Vogliamo ricordare, prima di chiudere il discorso, il funzionamento delle pale. Costruite su palafitte, vuote all’interno, avevano funzione di alzare il corso dell’acqua e rallentarla. Sopra di esse, poi, vi si costruivano delle barriere artificiali che erano solitamente muretti di pietre o di sacchetti di sabbia, trattenuti a volte da un grosso tavolone legato al muro. Erano comunque dighe molto fragili: quando era in piena il Varenna le distruggeva facilmente, questo per non creare pericolose strozzature all’acqua. A fianco di diverse pale ben conservate, di altre si ha notizia solo dai racconti degli anziani e non c’è più traccia.

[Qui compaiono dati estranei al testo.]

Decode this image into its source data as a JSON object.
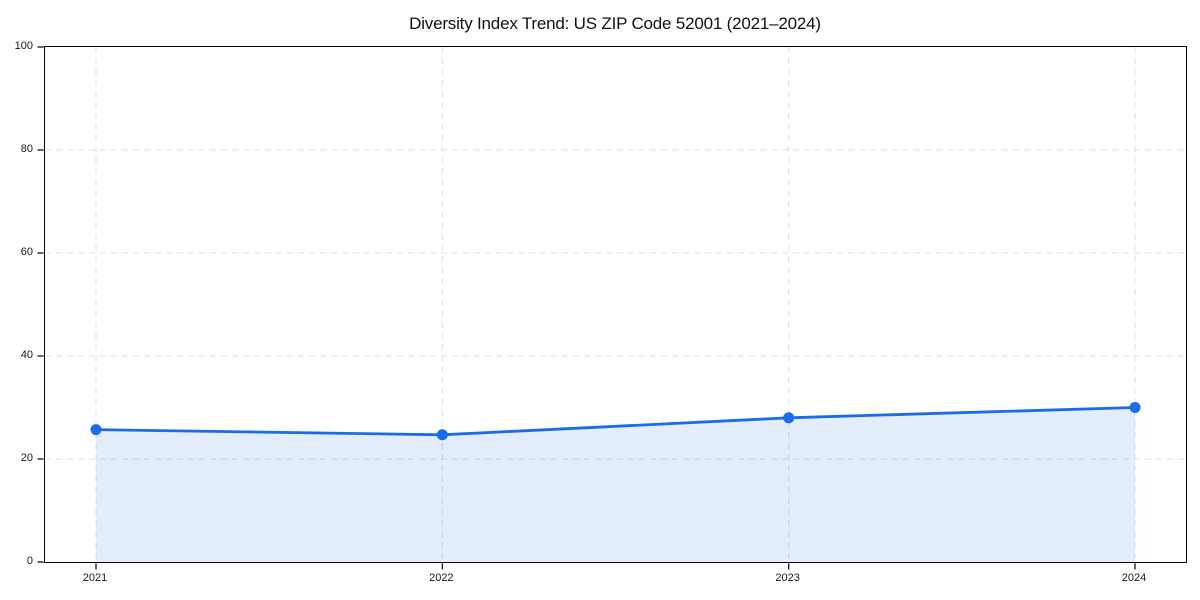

Di seguito una mappa interattiva in cui si prova a ricostruire la posizione ed il tracciato di quanto appena descritto.
In rosso i percorsi delle chiuse, in giallo la posizione dei mulini e delle attività produttive ed in viola la posizione delle pale.

6 Commenti

  1. Grandioso la lavoro di Luciana Canepa e di Enrico che l’ha recuperato!
    Via via che passano gli anni sono sempre meno quelli che ricordano come per secoli la Val Varenna legasse la propria identità alla presenza dei mulini.

  2. Grazie Enrico per questo contributo così interessante e documentato. Ricordo suggestivo che non conoscevo nel particolare.

  3. Grazie Enrico per questo accurato recupero del lavoro della Luciana Canepa, un viaggio nella storia della valle che ne ricorda la grande attività lavorativa e di produzioni industriali chi alto livello, tutte alimentate dall’acqua del Varenna, la vera forza motrice, l’oro della val Varenna.

  4. Grazie Enrico per questo accurato recupero del lavoro della Luciana Canepa, un viaggio nella storia della valle che ne ricorda la grande attività lavorativa e di produzioni industriali chi alto livello, tutte alimentate dall’acqua del Varenna, la vera forza motrice, l’oro della val Varenna.